• Object ID: 00000018WIA307A5970GYZ
  • Topic ID: id_40024393 Version: 1.2
  • Date: Mar 1, 2022 5:40:33 PM

FID PSD considerations

FID CSI (MRS) sequence is a one-pulse sequence that uses either a non-slice-selective (hard) pulse to acquire a FID from the sensitive volume of the receive coil, or a slice-selective (soft) pulse to acquire a FID from a desired slice. It acquires a spectrum (non-hydrogen nuclei spectroscopic data). Rather than manually adjusting the shim across the slice, the shim is optimized with the Auto option for the shim selection. The Selective or Non-Selective RF pulse is selected from the Excitation Mode menu located on the scan parameters Detail screen.

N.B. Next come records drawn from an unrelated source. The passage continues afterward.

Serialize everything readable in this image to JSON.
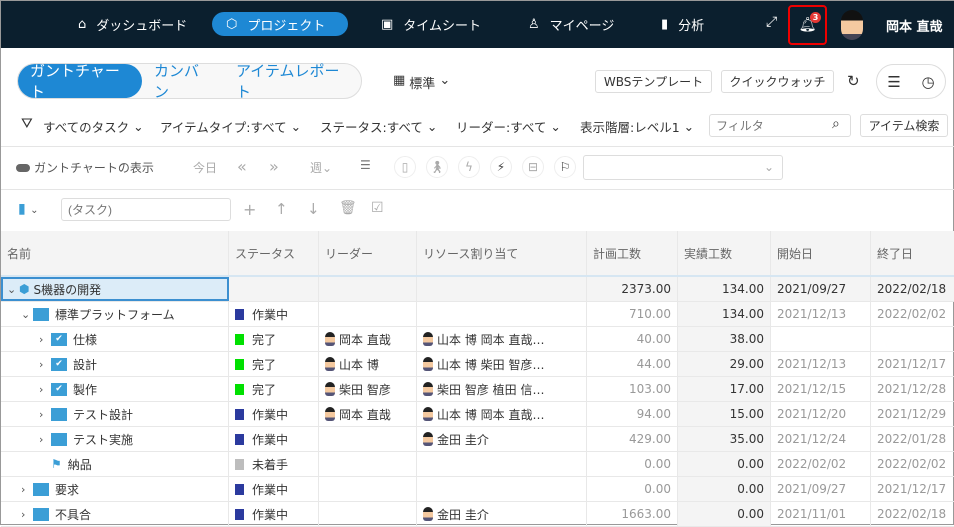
{
  "nav": {
    "items": [
      {
        "label": "ダッシュボード",
        "icon": "home-icon"
      },
      {
        "label": "プロジェクト",
        "icon": "cube-icon",
        "active": true
      },
      {
        "label": "タイムシート",
        "icon": "timesheet-icon"
      },
      {
        "label": "マイページ",
        "icon": "person-icon"
      },
      {
        "label": "分析",
        "icon": "chart-icon"
      }
    ],
    "notification_count": "3",
    "user_name": "岡本 直哉"
  },
  "view_tabs": [
    "ガントチャート",
    "カンバン",
    "アイテムレポート"
  ],
  "layout_select": "標準",
  "buttons": {
    "wbs": "WBSテンプレート",
    "quick_watch": "クイックウォッチ",
    "item_search": "アイテム検索"
  },
  "filters": [
    "すべてのタスク",
    "アイテムタイプ:すべて",
    "ステータス:すべて",
    "リーダー:すべて",
    "表示階層:レベル1"
  ],
  "filter_placeholder": "フィルタ",
  "toolbar": {
    "gantt_toggle": "ガントチャートの表示",
    "today": "今日",
    "week": "週"
  },
  "task_placeholder": "(タスク)",
  "table": {
    "columns": [
      "名前",
      "ステータス",
      "リーダー",
      "リソース割り当て",
      "計画工数",
      "実績工数",
      "開始日",
      "終了日"
    ],
    "rows": [
      {
        "name": "S機器の開発",
        "status": "",
        "leader": "",
        "resources": "",
        "planned": "2373.00",
        "actual": "134.00",
        "start": "2021/09/27",
        "end": "2022/02/18"
      },
      {
        "name": "標準プラットフォーム",
        "status": "作業中",
        "leader": "",
        "resources": "",
        "planned": "710.00",
        "actual": "134.00",
        "start": "2021/12/13",
        "end": "2022/02/02"
      },
      {
        "name": "仕様",
        "status": "完了",
        "leader": "岡本 直哉",
        "resources": "山本 博 岡本 直哉…",
        "planned": "40.00",
        "actual": "38.00",
        "start": "",
        "end": ""
      },
      {
        "name": "設計",
        "status": "完了",
        "leader": "山本 博",
        "resources": "山本 博 柴田 智彦…",
        "planned": "44.00",
        "actual": "29.00",
        "start": "2021/12/13",
        "end": "2021/12/17"
      },
      {
        "name": "製作",
        "status": "完了",
        "leader": "柴田 智彦",
        "resources": "柴田 智彦 植田 信…",
        "planned": "103.00",
        "actual": "17.00",
        "start": "2021/12/15",
        "end": "2021/12/28"
      },
      {
        "name": "テスト設計",
        "status": "作業中",
        "leader": "岡本 直哉",
        "resources": "山本 博 岡本 直哉…",
        "planned": "94.00",
        "actual": "15.00",
        "start": "2021/12/20",
        "end": "2021/12/29"
      },
      {
        "name": "テスト実施",
        "status": "作業中",
        "leader": "",
        "resources": "金田 圭介",
        "planned": "429.00",
        "actual": "35.00",
        "start": "2021/12/24",
        "end": "2022/01/28"
      },
      {
        "name": "納品",
        "status": "未着手",
        "leader": "",
        "resources": "",
        "planned": "0.00",
        "actual": "0.00",
        "start": "2022/02/02",
        "end": "2022/02/02"
      },
      {
        "name": "要求",
        "status": "作業中",
        "leader": "",
        "resources": "",
        "planned": "0.00",
        "actual": "0.00",
        "start": "2021/09/27",
        "end": "2021/12/17"
      },
      {
        "name": "不具合",
        "status": "作業中",
        "leader": "",
        "resources": "金田 圭介",
        "planned": "1663.00",
        "actual": "0.00",
        "start": "2021/11/01",
        "end": "2022/02/18"
      }
    ]
  },
  "status_colors": {
    "作業中": "#2b3a9e",
    "完了": "#00e000",
    "未着手": "#bdbdbd"
  },
  "accent": "#1e88d4"
}
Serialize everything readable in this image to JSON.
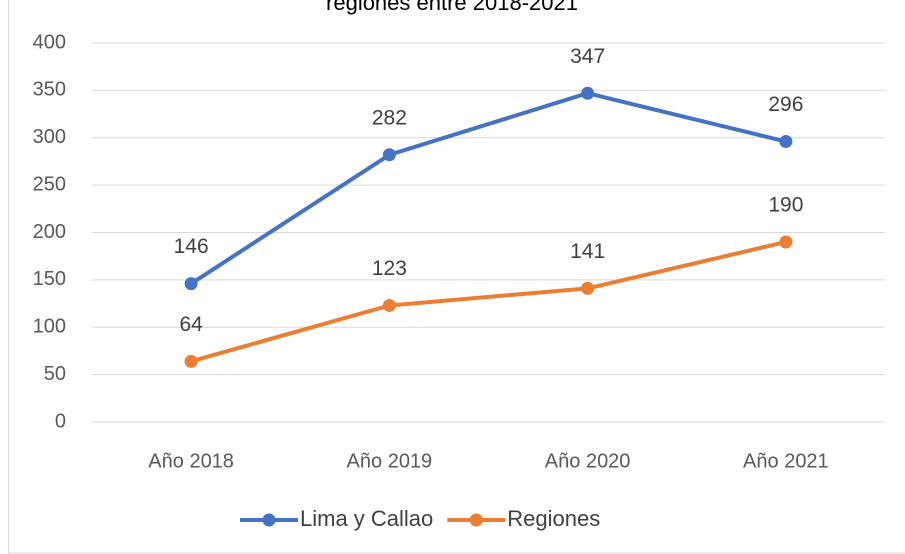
{
  "chart_data": {
    "type": "line",
    "title": "regiones entre 2018-2021",
    "categories": [
      "Año 2018",
      "Año 2019",
      "Año 2020",
      "Año 2021"
    ],
    "series": [
      {
        "name": "Lima y Callao",
        "color": "#4472c4",
        "values": [
          146,
          282,
          347,
          296
        ]
      },
      {
        "name": "Regiones",
        "color": "#ed7d31",
        "values": [
          64,
          123,
          141,
          190
        ]
      }
    ],
    "ylim": [
      0,
      400
    ],
    "yticks": [
      0,
      50,
      100,
      150,
      200,
      250,
      300,
      350,
      400
    ],
    "grid": true,
    "legend": "bottom"
  }
}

The FID CSI sequence is most suitable for performing multi-nuclear CSI studies when a very short echo time is required for species with short T2 relaxation characteristics. First order phasing is required for spectrum analysis.

Background

With FID CSI, you can choose to collect a FID either from the entire sensitive volume of a coil or from a prescribed set of slices by setting the rf pulse User CV to either 0 (entire volume) or 1 (slice selective soft pulse). In the first case, a rectangular (hard) RF pulse is applied to excite the volume. If you select CSI, phase encoding gradients are applied as prescribed along one, two, or three axes. If soft is chosen, a selective RF pulse is applied in the presence of a slice selective gradient, and a following slice rephasing gradient is applied. In a CSI acquisition, phase encoding gradients are applied at the same time as the rephasing gradient. In either case, data collection starts as soon as all pulses are completed. The slice-selective mode can perform multi-slice acquisitions.

Figure 1. FID CSI (MRS) pulse sequence timing diagram to excite a volume
Figure 2. FID CSI (MRS) pulse sequence timing diagram to excite a selective slice

Phase cycling

The FID CSI (MRS) sequence supports phase cycles of 1 or 2. In the two-step cycle, the 90° pulse is phase alternated by 180°. Your NEX selection determines the phase cycle used: when NEX is even, the phase cycle is 2; otherwise, it is 1.

Acquisition mode

FID CSI supports the standard data acquisition modes: image, average, accumulate and CSI. Multi-slice acquisition in all modes is permitted when the slice selective option is used. Interleaved slice acquisition ordering is used with all multi-slice acquisitions. The sequence cannot perform multi-pass acquisitions. Slices may be prescribed graphically or manually, as with imaging studies.

Sequence timing: RF and gradient pulse widths

For the FID CSI sequence, the CSI phase encoding gradient pulse width is 1.0 ms. The width of the RF excitation pulse used in the sequence depends on whether you have requested the hard or soft (slice selective) RF pulse. That is, it depends on the value of the rf pulse User CV (0 or 1, respectively). The width of the hard RF pulse is 500 µs; the width of the slice selective pulse is 1800 µs. A minimum phase RF pulse with an effective bandwidth of 2288 Hz is used for slice selection.

The acquisition delay from the effective center of the RF pulse to the start of the data acquisition depends on your choice of the data acquisition mode. Sequence timing parameters differ for image acquisition, for CSI data acquisition, and for spectrum acquisition. The number of sampling points of delay is given by the value of an internal control variable called “dwells.” The “dwells” value can be used to estimate the first order phase correction necessary to properly phase the spectrum. The possible values of “dwells” are 0.835 and 5.64 points, respectively, for a single spectrum or CSI spectra acquired with a hard RF pulse; and 3.69 and 8.00 points, respectively, for a spectrum or CSI spectra acquired with the soft RF pulse.

Auto Prescan

FID CSI supports APS for all hydrogen data acquisition. If the nucleus is hydrogen, the APS process adjusts TG, R1, R2 and the center frequency. Autoshim runs on the selected slice or at isocenter. A constant TR (1500 ms) is used during APS to prevent system time-outs or excessively long prescan times when long repetition times are prescribed.